Honestly, I wasn’t sure how long she would be out since she had already been in the cold for an hour. We went home and handed out candy then when the traffic slowed down we set the bowl of goodies on the porch and settled into the couch for a movie. Around 6:45pm we took note of the time and pondered how long she would make it. At about 7pm we discussed what time we would check in with her had she not reach out, deciding on 7:45pm in case they were enjoying themselves causing trouble in the neighborhood. Then at 7:15pm, we received a text message that made us crack up (see below).
When I pulled up to the curb the three musketeers were all sitting cross-legged on the sidewalk digging through their candy. As we pulled up to the first stop sign the boys chimed ‘Oh, I know where we are!” as Taylor shook her head. The quickly turned to me with curious eyes asking if I would still drive them home even though they now knew where they were. I swiftly replied ‘No’ and unintentionally startling them. After Tay and I quickly explained that I was joking the kids settled in telling stories of all the cool costumes they saw. After dropping her friends off, we headed home. When arrived with her giant bag of loot, she hauled it up the stairs and emptied on the floor. As she explored her goodies she inquired how many she could eat. My reply was simple and took her by surprise. ‘As many as you want. (Her eyes enlarged with excitement and a wide grin spread across her face) You are lactose sensitive and your belly will be the one suffering the consequences, not mine. (Her smile faded as she stoically looked down at the candy carefully calculating and weighing her options) ’ After a moment or two, Taylor looked up at me and asked quietly, ‘What if I eat five? How does that sound?’ I told her that sounds reasonable, but couldn’t make the decision for her. All in all, she settled on five sweets and a bag of mini pretzels.

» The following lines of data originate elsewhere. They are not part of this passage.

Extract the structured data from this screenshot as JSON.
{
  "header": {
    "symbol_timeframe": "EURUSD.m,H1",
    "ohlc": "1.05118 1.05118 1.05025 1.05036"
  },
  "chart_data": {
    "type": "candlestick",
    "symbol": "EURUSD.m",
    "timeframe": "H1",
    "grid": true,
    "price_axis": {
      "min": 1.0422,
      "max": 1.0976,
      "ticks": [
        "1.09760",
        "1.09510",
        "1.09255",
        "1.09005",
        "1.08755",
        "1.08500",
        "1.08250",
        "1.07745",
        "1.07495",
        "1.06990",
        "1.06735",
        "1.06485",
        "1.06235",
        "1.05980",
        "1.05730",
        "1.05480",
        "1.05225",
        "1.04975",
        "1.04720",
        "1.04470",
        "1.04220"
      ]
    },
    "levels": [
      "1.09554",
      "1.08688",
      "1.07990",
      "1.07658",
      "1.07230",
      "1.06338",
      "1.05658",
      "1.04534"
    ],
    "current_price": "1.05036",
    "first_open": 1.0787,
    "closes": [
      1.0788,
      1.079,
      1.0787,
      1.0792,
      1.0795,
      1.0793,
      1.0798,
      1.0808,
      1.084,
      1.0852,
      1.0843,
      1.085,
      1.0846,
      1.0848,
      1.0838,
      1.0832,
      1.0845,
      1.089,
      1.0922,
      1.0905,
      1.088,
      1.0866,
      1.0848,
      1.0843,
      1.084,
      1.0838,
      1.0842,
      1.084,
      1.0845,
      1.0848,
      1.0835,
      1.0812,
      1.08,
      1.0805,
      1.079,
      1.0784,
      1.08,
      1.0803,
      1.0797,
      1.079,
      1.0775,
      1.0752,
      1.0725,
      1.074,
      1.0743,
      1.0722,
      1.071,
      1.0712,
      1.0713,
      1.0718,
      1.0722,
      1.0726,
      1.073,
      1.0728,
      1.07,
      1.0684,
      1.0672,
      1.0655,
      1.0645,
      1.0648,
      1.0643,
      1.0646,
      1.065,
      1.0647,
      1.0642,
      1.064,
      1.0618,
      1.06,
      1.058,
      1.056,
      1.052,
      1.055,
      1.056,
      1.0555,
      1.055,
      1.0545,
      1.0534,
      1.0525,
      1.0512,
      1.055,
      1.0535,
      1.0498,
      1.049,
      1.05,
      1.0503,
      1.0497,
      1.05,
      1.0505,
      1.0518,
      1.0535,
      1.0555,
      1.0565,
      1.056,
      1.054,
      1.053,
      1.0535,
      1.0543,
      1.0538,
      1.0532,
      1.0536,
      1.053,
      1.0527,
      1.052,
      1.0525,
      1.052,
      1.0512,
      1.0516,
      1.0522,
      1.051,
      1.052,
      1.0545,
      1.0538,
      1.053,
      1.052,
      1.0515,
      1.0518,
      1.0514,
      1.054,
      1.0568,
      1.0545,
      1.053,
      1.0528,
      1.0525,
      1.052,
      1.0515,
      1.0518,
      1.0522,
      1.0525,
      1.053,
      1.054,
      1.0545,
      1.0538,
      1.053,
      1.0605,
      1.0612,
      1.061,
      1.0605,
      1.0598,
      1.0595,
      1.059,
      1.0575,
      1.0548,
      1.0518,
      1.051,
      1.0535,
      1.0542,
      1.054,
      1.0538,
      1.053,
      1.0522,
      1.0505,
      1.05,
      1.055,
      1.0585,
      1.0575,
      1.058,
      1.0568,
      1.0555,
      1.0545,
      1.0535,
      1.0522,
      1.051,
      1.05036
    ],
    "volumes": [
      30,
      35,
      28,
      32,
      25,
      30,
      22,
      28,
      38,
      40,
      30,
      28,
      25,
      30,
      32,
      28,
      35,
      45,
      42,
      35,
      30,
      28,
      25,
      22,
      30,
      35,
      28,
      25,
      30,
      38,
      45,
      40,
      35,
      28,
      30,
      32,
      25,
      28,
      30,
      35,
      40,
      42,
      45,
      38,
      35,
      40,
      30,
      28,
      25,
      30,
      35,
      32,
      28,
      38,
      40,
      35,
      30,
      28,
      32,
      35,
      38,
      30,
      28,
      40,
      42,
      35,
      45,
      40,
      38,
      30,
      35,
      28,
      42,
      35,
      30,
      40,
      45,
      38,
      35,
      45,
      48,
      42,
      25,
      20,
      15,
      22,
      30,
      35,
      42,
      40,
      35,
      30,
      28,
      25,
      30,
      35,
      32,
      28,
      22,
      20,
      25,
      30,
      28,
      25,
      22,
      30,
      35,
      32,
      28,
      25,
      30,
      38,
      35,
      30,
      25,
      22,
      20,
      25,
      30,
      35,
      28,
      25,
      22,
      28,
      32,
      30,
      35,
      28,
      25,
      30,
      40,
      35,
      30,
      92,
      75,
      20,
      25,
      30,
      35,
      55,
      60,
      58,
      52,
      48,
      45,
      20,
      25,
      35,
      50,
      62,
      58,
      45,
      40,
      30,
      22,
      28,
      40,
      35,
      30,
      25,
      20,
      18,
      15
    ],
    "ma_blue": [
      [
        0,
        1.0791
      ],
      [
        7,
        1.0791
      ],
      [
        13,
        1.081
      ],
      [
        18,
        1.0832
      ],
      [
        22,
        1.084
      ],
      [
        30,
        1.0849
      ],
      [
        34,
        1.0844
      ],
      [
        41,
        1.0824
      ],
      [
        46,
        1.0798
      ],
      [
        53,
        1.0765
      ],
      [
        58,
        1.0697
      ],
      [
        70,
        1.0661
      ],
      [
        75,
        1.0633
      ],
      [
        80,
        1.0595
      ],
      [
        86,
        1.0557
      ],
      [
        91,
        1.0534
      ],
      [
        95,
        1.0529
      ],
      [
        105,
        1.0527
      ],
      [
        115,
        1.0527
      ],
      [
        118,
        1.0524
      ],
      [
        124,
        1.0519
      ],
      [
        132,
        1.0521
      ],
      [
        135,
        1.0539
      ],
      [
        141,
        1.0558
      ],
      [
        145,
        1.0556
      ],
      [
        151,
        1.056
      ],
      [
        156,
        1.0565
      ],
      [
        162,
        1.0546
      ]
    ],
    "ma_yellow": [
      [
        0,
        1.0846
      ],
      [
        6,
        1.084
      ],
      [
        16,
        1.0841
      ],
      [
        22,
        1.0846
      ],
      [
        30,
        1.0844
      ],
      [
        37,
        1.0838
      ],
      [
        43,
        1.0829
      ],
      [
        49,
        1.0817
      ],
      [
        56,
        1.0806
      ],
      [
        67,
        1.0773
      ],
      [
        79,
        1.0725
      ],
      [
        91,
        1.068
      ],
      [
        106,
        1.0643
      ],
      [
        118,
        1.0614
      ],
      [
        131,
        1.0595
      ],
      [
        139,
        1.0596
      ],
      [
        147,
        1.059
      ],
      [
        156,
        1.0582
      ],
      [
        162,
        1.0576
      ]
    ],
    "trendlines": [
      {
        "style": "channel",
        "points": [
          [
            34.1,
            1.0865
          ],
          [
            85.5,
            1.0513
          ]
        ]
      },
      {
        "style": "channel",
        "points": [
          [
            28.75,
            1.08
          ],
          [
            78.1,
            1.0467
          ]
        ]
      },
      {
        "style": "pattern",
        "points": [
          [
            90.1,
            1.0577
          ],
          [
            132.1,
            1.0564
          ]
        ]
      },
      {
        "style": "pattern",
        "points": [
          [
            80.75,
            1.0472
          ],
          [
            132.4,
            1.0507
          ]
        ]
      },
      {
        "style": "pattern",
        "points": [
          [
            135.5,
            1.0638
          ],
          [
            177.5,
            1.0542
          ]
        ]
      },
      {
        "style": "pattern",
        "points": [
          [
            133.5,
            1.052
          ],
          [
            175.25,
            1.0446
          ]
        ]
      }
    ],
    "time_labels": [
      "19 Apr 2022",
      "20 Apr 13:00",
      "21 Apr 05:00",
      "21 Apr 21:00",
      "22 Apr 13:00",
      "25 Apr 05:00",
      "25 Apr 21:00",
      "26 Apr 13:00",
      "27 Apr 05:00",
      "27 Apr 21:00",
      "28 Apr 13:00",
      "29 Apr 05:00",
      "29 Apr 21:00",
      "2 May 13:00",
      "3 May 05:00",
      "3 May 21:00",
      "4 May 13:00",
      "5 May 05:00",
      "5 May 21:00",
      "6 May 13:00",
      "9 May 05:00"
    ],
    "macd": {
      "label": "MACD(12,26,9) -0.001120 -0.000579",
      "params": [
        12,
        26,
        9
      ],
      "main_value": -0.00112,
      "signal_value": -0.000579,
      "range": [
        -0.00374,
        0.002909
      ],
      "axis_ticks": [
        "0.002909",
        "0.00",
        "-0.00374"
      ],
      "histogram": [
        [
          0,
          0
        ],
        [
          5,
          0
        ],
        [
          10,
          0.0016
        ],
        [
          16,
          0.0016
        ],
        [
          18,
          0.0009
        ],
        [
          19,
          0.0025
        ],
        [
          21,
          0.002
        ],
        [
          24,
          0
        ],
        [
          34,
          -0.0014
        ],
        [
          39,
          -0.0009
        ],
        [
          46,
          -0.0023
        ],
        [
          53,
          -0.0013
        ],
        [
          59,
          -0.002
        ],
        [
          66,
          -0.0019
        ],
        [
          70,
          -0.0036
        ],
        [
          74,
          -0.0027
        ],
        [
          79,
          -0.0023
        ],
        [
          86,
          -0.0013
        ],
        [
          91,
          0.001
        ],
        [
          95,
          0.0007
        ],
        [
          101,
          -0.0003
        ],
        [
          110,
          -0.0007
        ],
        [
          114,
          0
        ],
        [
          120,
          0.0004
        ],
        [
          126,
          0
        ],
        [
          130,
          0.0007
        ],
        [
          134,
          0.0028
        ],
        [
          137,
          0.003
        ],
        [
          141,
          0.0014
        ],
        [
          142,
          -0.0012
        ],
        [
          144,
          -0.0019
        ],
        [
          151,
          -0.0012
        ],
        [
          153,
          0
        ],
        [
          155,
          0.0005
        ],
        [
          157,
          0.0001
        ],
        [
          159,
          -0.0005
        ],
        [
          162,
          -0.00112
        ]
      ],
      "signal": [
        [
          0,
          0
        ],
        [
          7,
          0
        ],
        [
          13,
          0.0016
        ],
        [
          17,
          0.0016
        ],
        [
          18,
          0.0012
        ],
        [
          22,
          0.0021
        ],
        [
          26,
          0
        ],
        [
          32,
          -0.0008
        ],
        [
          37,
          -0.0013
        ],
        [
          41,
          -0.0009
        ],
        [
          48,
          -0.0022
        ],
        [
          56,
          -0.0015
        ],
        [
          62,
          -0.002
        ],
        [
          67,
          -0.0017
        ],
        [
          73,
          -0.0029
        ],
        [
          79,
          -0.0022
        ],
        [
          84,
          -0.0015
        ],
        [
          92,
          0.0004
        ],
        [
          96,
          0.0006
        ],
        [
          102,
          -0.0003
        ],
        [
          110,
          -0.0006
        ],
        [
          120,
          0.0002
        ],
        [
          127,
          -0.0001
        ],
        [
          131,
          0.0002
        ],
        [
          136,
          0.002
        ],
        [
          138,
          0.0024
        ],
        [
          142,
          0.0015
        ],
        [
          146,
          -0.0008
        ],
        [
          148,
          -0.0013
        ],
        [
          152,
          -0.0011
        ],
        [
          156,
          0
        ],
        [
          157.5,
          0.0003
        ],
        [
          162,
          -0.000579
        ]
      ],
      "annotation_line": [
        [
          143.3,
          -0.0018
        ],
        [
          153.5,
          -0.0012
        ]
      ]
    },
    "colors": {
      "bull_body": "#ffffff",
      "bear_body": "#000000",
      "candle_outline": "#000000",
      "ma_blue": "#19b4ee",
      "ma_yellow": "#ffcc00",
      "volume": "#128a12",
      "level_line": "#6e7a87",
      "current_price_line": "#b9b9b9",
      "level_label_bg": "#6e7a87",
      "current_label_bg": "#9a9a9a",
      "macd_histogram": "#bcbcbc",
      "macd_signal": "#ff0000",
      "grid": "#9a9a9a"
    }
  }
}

At the end of the night, I was filled with pride. I was proud of my husband and myself for stepping out of our comfort zone and allowing her to go off with her friends. I was proud of Taylor for her care and skill while carving her pumpkin and being confident enough to go out without us. I was proud of the decisions she made with her friends and for putting thought into how much candy to eat. I would like to note that I still would have been proud if she had decided to gorge herself on candy IF she had made the choice acknowledging the fact that she would physically feel terrible for that decision. I also felt proud that we have raised a wonderful little person who can be trusted to do things like this. I am still very pleased with how everything turned out if you haven’t noticed by this post.